Chris Matthews: Teddy Would Have Made It On to JFK's List of 'Greatest Senators' of All Time

March 30th, 2015 8:58 PM

If then-Senator John F. Kennedy could have looked into the future and seen his youngest brother's career in the world's greatest deliberative body, he'd have named Sen. Ted Kennedy among the best to ever graced its hallowed halls, insisted Hardball host Chris Matthews in his effusive Let Me Finish commentary on the March 30 program, pegged to the opening of the Edward M. Kennedy Institute for the United States Senate.

Here's the relevant transcript (video update forthcoming): 

MSNBC
Hardball
March 30, 2015

CHRIS MATTHEWS: When we return, let me finish with the man who loved the Senate as much as any man in history. We'll be right back.

[...]

Chris Matthews reading his March 30 closing commentary on HardballMATTHEWS: Let me finish tonight with Ted Kennedy. How can this country not love the fact of this new Edward M. Kennedy institute for the United States Senate? As of today, there's a place where Americans can see and experience the role of an U.S. senator. They can walk into the Senate chamber, actually an exact full-scale replica of it. They can exercise their right to vote as a member of what's been called the world's greatest deliberative body. And for a few moments they can imagine themselves a real-life Mr. Smith Goes to Washington. Standing out there all alone for the principles they hold dear. 
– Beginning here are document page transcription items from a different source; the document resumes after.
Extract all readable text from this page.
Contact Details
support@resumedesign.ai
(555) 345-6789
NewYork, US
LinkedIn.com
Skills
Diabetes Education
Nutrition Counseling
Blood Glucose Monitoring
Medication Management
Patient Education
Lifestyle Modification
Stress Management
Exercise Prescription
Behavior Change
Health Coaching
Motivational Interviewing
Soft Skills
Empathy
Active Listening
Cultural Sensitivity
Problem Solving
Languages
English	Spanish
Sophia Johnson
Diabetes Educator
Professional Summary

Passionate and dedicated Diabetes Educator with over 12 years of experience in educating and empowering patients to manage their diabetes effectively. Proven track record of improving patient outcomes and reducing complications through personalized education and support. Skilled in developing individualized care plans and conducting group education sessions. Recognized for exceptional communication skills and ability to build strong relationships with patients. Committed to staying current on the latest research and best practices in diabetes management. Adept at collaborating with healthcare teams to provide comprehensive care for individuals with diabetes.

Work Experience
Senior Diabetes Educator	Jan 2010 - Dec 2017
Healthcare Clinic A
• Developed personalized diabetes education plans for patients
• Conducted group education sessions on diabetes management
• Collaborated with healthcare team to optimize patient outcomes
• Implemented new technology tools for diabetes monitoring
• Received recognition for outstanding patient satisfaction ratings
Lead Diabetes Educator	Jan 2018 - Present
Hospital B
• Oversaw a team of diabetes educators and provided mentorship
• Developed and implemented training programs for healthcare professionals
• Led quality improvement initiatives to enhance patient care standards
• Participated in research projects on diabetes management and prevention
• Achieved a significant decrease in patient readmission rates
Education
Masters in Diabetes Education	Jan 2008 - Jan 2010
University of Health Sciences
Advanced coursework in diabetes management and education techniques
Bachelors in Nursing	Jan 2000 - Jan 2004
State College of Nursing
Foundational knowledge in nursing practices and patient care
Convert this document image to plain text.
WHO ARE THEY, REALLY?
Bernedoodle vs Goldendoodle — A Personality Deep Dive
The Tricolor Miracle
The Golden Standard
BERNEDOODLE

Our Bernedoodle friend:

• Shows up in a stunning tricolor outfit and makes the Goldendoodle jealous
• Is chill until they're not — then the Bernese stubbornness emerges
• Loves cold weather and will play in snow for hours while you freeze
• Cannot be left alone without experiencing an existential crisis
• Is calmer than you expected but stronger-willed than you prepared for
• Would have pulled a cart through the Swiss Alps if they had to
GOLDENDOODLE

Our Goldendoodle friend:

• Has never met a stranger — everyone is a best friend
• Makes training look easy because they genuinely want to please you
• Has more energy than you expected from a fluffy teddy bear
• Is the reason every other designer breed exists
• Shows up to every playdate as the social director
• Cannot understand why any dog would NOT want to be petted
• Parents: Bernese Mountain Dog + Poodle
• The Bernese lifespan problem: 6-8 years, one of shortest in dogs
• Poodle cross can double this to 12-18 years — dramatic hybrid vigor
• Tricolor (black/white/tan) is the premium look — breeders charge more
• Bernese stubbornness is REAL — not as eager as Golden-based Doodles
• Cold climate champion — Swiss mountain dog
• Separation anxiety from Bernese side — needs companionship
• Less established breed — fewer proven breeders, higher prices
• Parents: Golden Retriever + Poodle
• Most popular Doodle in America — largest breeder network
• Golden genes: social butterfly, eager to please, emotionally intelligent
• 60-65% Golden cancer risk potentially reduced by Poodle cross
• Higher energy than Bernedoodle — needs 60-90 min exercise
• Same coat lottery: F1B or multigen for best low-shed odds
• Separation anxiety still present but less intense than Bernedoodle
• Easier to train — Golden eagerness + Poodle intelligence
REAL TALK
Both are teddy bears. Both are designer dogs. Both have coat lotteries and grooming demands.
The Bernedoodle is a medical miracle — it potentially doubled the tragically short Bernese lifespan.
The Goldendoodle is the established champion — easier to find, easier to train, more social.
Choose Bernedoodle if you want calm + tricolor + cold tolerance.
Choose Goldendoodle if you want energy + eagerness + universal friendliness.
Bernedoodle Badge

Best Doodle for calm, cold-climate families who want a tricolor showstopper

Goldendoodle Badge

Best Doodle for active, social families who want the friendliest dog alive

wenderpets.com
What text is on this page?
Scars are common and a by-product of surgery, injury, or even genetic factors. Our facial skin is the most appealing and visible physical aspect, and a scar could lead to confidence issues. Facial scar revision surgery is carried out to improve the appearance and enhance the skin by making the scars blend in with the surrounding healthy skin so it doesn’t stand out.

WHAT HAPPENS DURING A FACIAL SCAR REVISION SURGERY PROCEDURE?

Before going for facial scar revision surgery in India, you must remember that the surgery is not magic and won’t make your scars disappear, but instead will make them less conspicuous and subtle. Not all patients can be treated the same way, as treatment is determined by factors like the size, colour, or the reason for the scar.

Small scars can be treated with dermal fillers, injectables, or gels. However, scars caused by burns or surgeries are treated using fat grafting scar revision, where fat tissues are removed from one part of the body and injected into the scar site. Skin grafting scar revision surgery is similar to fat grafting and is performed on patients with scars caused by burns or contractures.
I love the fact that Vicki Kennedy, the senator's widow, was such a driving force behind this institute, knowing as she does the love her husband had for it and for the body it honors.

Back in the early 1950s, a young senator from Massachusetts with an historic bent was asked by his colleagues to select the greatest senators in history. As I've said before, he could only look backwards. Had he been able to look forward, he would have included his youngest brother.

Ted Kennedy, the man who loved the Senate as much as anyone in history, who served as much as anyone in history, now has a place of honor for it in his beloved Massachusetts.

Shh! No one tell Chris that Ted Kennedy was a sponsor of the federal Religious Freedom Restoration Act, you know, the bill on which Indiana's "controversial" religious-freedom bill is based.